HVAC and Refrigeration Circuit Evacuation Best Practices

One of the most important procedures in the manufacturing of HVAC and refrigeration units is the evacuation (or degassing) of circuits. The procedure of evacuating circuits can also be one of the bottlenecks of the manufacturing process because of the time needed to ensure all moisture and unwanted molecules, are successfully evacuated from the system.

One important concept to understand about evacuation procedures of HVAC or refrigeration units is a bout how the molecules leave the system. Just because vacuum pumps are used in the system, does not mean that the molecules are being sucked/vacuumed out of the system like a household vacuum sucking up dust. The vacuum pumps lower the pressure in the system making water turn to vapor at room temperature inside the circuit. While doing this, the vacuum pumps create a negative atmospheric pressure outside the circuit which causes the molecules bouncing around inside (in a crowded space) to escape the system moving into a lower pressure area (the pump). The molecules must find their way out of the system while bouncing around. Any obstacles in their way can make it harder to bounce their way out of the system.

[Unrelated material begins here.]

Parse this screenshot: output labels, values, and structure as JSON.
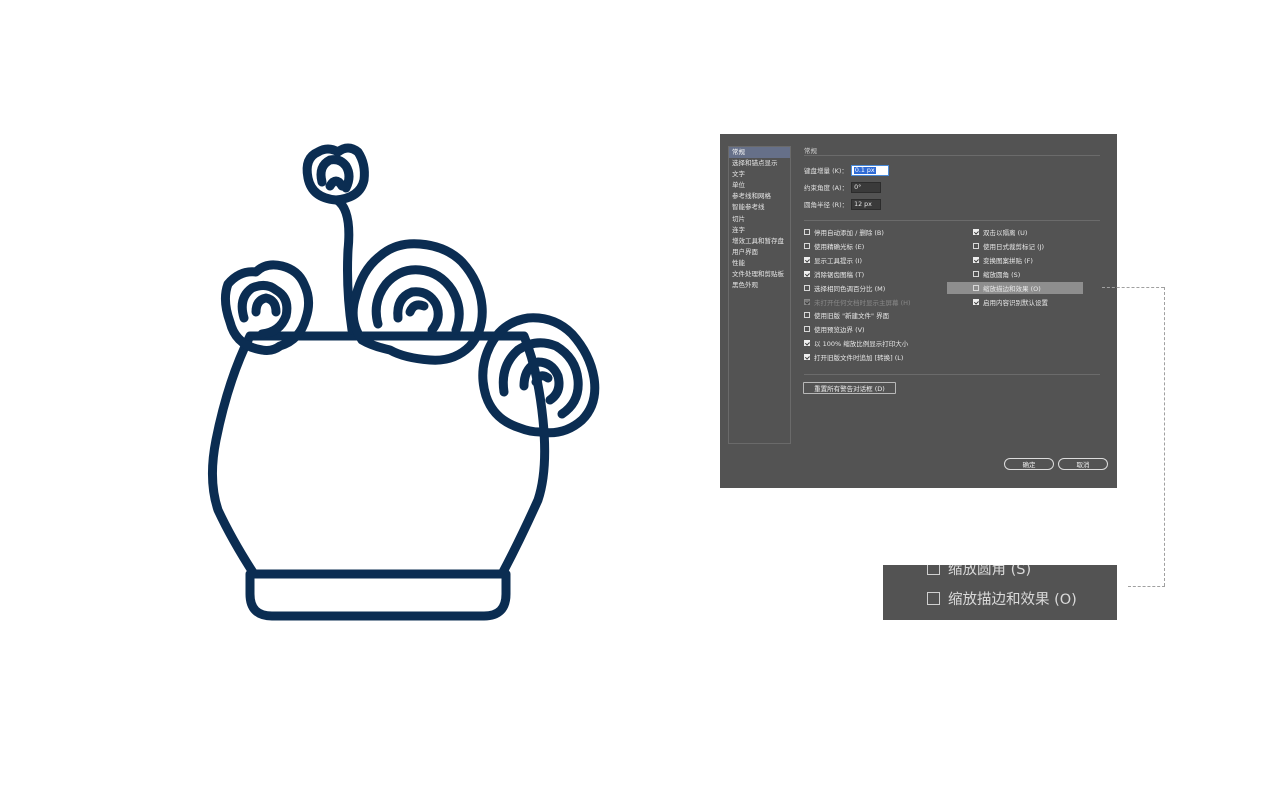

Here is a list of the best practices to optimize your evacuation process:

  • Minimize the number of connections, orifices, valves, etc. between the vacuum pump and the circuit. These connections act as obstacles to the molecules that make it harder for them to find their way out.
  • Minimize hose lengths and maximize hose diameters. Larger hoses allow more molecules to evacuate at the same time, and a shorter length allows them to evacuate faster.
  • Reduce the use of elbows or sharp angles in the hoses. The easier the path for the molecules to escape, the quicker your evacuation times will be.
  • Connect to high and low-pressure sides. Evacuating through connections from both the high and low sides of your circuit will allow the molecules inside your system to find their way out faster.
  • Make sure your pumps are serviced regularly. Dirty pump oil can greatly reduce your evacuation performance because it will be unable to trap the moisture and other unwanted molecules coming out of your system.
  • Maximize the inside diameter of any connections. Example: If you, are evacuating through Schrader Valves, then you should remove the cores before evacuation. By removing the cores before you evacuate, you could save up to 25% of your total evacuation time.
  • Make sure your system is sealed and not leaking. A leak in your system will work against your efforts to remove any moisture or air in the system.